Ashbourne is also in thrall to her character, who has a tough exterior but a lust for life – and leopard print.

“I wish I was a little bit like Joan. I invited somebody to see the Manchester screening [of the first two episodes of series two]. She had had cancer, and she said, ‘Lorraine, why didn’t you tell me it was about cancer?’

“And I kind of thought, well, it is about cancer. Of course it is. But it’s sort of almost more important that it’s about Joan’s spirit… and the way she tackles it and fights it.”

BBC/Expectation TV

Leanne is branching out with a pop-up bar in Bolton and, as usual, is dressed to kill – Willan says “costume was just as important and was actually written into the script on some occasions.”

But while Joan and Lin are a familial force to be reckoned with, Alma’s relationship with her bestie Leanne is arguably the show’s cornerstone.

Willan and Adams first met doing cabaret in 2015.

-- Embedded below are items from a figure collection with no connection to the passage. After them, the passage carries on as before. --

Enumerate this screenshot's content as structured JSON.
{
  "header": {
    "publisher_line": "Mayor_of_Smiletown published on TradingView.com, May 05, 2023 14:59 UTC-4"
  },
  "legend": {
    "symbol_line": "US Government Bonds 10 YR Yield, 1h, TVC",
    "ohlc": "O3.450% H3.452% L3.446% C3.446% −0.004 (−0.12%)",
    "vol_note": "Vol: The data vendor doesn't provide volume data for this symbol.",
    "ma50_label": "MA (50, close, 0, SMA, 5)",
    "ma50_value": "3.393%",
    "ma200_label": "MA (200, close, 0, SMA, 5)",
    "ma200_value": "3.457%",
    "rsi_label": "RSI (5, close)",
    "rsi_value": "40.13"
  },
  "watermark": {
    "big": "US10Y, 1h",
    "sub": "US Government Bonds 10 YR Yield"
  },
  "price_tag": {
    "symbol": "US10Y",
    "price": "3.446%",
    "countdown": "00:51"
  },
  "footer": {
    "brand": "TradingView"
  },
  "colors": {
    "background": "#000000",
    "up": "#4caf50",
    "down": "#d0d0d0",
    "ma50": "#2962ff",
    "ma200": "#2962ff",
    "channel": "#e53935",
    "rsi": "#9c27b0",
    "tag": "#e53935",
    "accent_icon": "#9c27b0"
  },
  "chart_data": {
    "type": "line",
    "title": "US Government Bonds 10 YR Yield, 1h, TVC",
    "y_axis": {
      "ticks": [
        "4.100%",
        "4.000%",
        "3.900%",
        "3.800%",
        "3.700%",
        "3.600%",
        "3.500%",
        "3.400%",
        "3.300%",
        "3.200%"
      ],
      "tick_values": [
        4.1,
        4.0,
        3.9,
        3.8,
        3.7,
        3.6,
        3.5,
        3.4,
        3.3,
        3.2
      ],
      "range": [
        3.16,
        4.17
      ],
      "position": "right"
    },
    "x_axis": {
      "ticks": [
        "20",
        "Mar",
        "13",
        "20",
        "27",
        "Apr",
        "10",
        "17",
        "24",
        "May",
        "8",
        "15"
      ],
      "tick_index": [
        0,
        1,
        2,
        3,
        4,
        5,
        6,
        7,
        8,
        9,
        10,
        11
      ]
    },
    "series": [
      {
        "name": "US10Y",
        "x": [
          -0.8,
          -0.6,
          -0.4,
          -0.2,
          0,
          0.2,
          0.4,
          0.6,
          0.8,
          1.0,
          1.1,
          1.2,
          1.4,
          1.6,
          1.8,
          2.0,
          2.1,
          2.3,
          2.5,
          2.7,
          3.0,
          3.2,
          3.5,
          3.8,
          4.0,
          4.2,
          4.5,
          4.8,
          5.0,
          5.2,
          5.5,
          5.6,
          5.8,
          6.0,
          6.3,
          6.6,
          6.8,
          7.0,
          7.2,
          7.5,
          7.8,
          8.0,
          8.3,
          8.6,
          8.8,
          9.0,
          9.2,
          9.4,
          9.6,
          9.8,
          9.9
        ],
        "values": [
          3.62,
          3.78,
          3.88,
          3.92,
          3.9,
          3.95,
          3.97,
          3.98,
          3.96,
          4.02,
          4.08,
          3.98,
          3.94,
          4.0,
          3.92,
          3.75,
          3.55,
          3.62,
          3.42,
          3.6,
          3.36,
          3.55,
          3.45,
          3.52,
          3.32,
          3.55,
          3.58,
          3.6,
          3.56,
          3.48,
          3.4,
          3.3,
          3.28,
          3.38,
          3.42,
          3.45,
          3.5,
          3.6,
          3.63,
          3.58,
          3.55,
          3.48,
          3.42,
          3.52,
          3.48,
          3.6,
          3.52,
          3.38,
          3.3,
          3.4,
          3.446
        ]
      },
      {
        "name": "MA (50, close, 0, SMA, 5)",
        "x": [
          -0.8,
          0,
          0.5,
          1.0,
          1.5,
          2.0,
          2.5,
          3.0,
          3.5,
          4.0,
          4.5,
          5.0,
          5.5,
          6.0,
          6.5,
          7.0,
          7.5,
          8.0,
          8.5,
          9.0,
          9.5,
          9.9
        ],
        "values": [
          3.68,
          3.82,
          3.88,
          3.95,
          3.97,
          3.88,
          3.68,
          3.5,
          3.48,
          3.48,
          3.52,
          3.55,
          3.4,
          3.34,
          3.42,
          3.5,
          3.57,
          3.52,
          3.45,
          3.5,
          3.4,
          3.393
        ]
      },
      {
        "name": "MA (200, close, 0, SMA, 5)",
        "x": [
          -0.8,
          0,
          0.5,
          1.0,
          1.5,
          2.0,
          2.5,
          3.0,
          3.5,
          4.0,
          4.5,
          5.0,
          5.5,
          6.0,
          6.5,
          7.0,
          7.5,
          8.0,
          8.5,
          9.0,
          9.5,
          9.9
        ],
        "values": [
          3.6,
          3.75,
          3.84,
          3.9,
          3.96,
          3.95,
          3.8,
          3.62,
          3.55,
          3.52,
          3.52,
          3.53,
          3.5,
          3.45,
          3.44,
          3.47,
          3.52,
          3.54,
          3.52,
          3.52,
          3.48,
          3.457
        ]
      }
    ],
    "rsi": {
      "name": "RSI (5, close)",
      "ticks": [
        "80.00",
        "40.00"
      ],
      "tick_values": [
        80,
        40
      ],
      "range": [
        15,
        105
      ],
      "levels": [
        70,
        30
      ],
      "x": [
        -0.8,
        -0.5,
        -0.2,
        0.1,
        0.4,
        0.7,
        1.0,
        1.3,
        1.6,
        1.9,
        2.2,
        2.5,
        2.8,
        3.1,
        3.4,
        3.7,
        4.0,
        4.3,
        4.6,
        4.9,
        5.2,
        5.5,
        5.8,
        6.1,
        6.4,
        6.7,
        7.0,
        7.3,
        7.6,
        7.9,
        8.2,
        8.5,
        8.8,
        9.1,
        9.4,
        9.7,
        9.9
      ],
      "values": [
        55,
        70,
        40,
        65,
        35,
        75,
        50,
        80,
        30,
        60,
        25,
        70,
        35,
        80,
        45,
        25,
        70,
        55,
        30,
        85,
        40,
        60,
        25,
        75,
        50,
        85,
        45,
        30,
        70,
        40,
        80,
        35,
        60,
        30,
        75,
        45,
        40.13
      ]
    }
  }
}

“The first time Sophie saw me, I was singing Time to Say Goodbye in an Asda uniform,” laughs Adams, who took part in Strictly Come Dancing in 2022.

“And she saw me in a way no-one else in the industry has seen me. Sophie and I are genuine bezzies. And the number of times we’ve been on the Veuve Clicquot… because we’re fancy now. Working class people are allowed to have standards!”

Leanne is confident, optimistic and a grafter. A force to be reckoned with.

“Sophie wrote Leanne with me in mind,” Adams explains.

“She’s like how I hope people see me, but so often in my personal life, when you’re working class, you don’t react to things the way middle class people do. So when I get the word ‘no’ I’m like, ‘Well, why not?’

“My career went crazy, which is absolutely brilliant but it’s also mental. And in that period of time, I had the strength in this person that she’d written for me.

“And to be able to be seen by at least one person in this industry in the way that I actually am, rather than the way that people perceive me, because… I’m nearly six foot [tall] and I’m nearly six foot wide.

“I can’t be apologetic because I look like an apologetic giraffe! It’s just given me real strength and stability.”

Playwright and screenwriter James Graham recently called for more opportunities for working-class people in the TV industry.

Delivering the MacTaggart lecture at the Edinburgh TV Festival in August, he cited figures which suggest only 8% of people currently working in television are from a working-class background.

Graham, who wrote the play Dear England and TV’s Sherwood, referred to class as “everyone’s least favourite diversity and representation category” and said more attention should be paid to social mobility.

Ashbourne tells Willan: “I don’t think there’s anything on TV quite like it. I think you’re a brilliant role model for people that come from challenging or diverse backgrounds. And you don’t settle for ‘no’. You want the best and you are deserving of the best.”

Alma’s Not Normal will be shown on BBC Two (at 22:00 BST) and on iPlayer from Monday 7 October.